Replenishment is a metric the Thomson Reuters Institute tracks to essentially account for timekeepers leaving a firm compared to timekeepers joining it. A replenishment ratio of 1.0 indicates a 1:1 ratio of timekeepers going in compared to those going out. Anything below a 1.0 indicates a shrinking timekeeper group.

partnerships

It should be noted from the outset that both non-equity and equity partner tiers are in a long-term pattern of contraction. In fact, each tier only shows a single quarter of replenishment above 1.0 since 2010, with the tiers frequently trading places in terms of which is being replenished more robustly.

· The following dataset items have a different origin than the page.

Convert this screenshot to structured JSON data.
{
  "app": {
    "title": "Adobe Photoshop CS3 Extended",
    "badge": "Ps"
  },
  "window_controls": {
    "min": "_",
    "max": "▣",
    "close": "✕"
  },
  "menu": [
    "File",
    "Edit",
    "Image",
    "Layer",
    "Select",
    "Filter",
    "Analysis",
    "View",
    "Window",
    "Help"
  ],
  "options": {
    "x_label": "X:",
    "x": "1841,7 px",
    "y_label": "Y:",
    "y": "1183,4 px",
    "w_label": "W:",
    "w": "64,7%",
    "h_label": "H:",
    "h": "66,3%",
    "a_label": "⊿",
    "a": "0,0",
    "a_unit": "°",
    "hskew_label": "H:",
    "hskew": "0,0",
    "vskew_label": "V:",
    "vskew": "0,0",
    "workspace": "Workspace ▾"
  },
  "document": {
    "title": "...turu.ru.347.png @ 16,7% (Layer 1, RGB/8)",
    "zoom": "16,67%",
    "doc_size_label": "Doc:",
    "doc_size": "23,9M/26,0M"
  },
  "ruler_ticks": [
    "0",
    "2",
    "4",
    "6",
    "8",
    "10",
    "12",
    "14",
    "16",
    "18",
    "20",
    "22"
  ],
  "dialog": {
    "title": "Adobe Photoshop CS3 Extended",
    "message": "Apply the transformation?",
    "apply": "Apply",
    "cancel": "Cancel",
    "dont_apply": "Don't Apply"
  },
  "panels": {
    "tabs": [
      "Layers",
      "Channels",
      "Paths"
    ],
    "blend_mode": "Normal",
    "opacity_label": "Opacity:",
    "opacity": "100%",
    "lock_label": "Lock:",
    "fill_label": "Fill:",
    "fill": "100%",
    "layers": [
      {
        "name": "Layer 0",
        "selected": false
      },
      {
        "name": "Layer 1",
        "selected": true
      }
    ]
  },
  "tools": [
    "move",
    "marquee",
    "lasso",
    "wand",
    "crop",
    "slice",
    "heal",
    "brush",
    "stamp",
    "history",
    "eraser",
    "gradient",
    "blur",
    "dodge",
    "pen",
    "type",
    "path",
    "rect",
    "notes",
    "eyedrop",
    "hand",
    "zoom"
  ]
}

But since early 2020, a clear and often widening gap between the tiers can be observed. Replenishment of non-equity partners has hovered around 0.8. In contrast, replenishment of equity partners has varied relatively widely, dipping as low as 0.54 before recovering to 0.75 at the end of 2022. At that same time, however, non-equity partner replenishment jumped to 0.94, the first time that non-equity partner replenishment reached that high since 2016.

An increasing population of non-equity partners could be both a benefit and a detriment to law firms with two-tier partnership structures.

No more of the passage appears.